View Full Version : A not very closing closure, for my ADHD


anonimi
07-16-08, 07:34 AM
Sometimes I wonder where I've been
Who I am, do I fit in
Make belivin' is hard alone
Out here on my own.
We're always provin' who we are
Always reachin' for that risin' star
To guide me far and shine me home,
Out here on my own.
(Nikka Costa, On my own).


It has only been a month and week, yet my heart is dark and my soul defeated. I have no more mental powers and inner strength to deal with anything, and I've just pressed the red button of "give up". Most of you already know my story, and for those who don't - its not that interesting to begin with :rolleyes:. But I just wanted to thank everyone, and especially this wonderful forum, for the vast information it gave me. I'd also like to thank the forum members for sparing their time to listen, to speak and to advise. It is all warmly appreciated.

My ADHD road has come to an end. I've decided this world is too young, ignorant and dumb to fully understand the extent of this disorder, as it comes to adult. I've decided that I can't bear with my frustration and my anger towards a primitive and backward medical system. I've no more power to interact with all those who mock this disorder, can't comrehend this disorder or help with it. I've grown too frustrated and too hopeless to continue trying to find a non-existing cure.

I've decided I'd have to live along with my inability to express the true potential of my brain and body. If theres one bit of hope left, its the hope of knowing that somewhere in the future things might be brighter, and ignorant people would not be so arrogant by misjudging me and criticizing me. A future where irresponsible doctors would take responsibility for thier actions and won't treat me as if I'm a leper. A future where I could take medication that truly works, and not have to bounce between 4 different kind of medications, without ever finding a good combination, or alteast a good profesional who would tell me where I go wrong - without taking a sharp glance at my wallet and charging me hundred of dollors for his disputed MD degree.

Thank you for your time, and for your advices!

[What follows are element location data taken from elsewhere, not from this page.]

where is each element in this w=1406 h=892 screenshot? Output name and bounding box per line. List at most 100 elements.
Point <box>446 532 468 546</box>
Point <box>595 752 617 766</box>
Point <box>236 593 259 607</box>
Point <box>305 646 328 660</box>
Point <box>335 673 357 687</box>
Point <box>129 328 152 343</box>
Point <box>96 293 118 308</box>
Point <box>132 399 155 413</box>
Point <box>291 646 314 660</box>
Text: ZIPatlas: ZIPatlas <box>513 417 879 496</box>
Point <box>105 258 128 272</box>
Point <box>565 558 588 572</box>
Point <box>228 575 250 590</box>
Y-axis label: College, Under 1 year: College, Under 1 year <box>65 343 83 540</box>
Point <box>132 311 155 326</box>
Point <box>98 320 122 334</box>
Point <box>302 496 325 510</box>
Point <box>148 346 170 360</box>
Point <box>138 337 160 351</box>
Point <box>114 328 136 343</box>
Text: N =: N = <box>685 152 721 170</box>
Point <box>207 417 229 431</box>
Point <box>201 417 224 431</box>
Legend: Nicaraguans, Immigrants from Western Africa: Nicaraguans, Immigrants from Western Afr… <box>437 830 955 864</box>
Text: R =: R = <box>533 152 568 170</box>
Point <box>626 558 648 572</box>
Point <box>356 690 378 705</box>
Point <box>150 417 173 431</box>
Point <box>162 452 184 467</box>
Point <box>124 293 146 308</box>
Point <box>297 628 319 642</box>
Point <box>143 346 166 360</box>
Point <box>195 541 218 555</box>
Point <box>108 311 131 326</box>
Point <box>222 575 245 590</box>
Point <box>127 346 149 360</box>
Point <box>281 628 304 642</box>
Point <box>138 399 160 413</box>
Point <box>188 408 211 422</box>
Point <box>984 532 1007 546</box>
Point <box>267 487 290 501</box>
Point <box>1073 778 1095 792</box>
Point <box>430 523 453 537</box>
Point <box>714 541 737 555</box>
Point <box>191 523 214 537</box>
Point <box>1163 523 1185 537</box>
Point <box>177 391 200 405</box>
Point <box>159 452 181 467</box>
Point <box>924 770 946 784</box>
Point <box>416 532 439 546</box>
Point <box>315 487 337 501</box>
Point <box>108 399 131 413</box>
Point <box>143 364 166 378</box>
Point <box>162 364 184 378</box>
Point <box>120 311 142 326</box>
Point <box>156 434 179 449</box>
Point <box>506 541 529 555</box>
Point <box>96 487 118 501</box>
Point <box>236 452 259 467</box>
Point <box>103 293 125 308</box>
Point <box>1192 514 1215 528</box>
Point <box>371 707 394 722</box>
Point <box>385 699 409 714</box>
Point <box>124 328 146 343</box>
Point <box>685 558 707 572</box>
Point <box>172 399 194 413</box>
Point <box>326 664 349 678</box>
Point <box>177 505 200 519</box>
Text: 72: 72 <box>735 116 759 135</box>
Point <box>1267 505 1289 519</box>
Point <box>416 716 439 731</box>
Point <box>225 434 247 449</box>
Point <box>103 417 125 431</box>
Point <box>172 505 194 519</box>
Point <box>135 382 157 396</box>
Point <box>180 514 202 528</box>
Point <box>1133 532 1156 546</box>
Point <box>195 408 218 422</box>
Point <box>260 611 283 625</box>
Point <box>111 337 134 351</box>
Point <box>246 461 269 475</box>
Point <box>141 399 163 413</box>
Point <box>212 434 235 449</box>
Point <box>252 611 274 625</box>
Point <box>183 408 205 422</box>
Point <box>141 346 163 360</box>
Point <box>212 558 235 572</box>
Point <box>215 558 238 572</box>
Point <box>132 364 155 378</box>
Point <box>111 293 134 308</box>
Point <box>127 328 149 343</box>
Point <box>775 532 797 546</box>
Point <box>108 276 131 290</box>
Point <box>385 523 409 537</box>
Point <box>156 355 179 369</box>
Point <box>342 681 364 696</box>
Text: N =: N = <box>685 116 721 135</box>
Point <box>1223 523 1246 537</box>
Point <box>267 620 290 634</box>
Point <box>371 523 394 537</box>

I promise I'll come and visit when positive things go down my path, and update you if things change. But as of now, this past month has only deteriorated my personality and my life. Out here, on my own.

bye ;)

Zerbinetta
07-16-08, 08:53 AM
Hey noni noni,

It does sound like you could do with a break. As soon as you feel up to it again - which I'm sure you will, in due time - we'll be here for you.

Prusilusken
07-16-08, 09:32 AM
Hey ani, I'm sorry you're in that swamp right now.
I have those times my self. Some periods of time, I fight like crazy, like a horse caught in a fence, but others, I just give up. Flow belly up in the stream like a dead fish or something. Because I'm so tired. Dead tired.
For some strange reason, I still get those "struggling horse fits" sometimes.
It's weird, I'm thirty now, and I've never learned to balance things out, even though it's kinda exhausting to live the way I do. I've always been an "all or nothing" kinda gal.

Looking forwards to see you again,
for now, I'll just wish you a good pitstop in this, the Le Mans of Life.
Kick back, take it easy, gather energy for another round sometime.

And take care.

Hugs

sarek
07-16-08, 09:50 AM
anonimi, our thoughts go with you.

Remember that when it all comes down to it, you yourself are the only person you can rely on.
Do not wait for your friends, for the medics or for your family.

The road to recovery and a better life can only come from within.

Just don't give up yet.

curseandablessi
07-16-08, 10:04 AM
ani:
I'm so sorry your healthcare system won't help you. We're here though if you want to talk.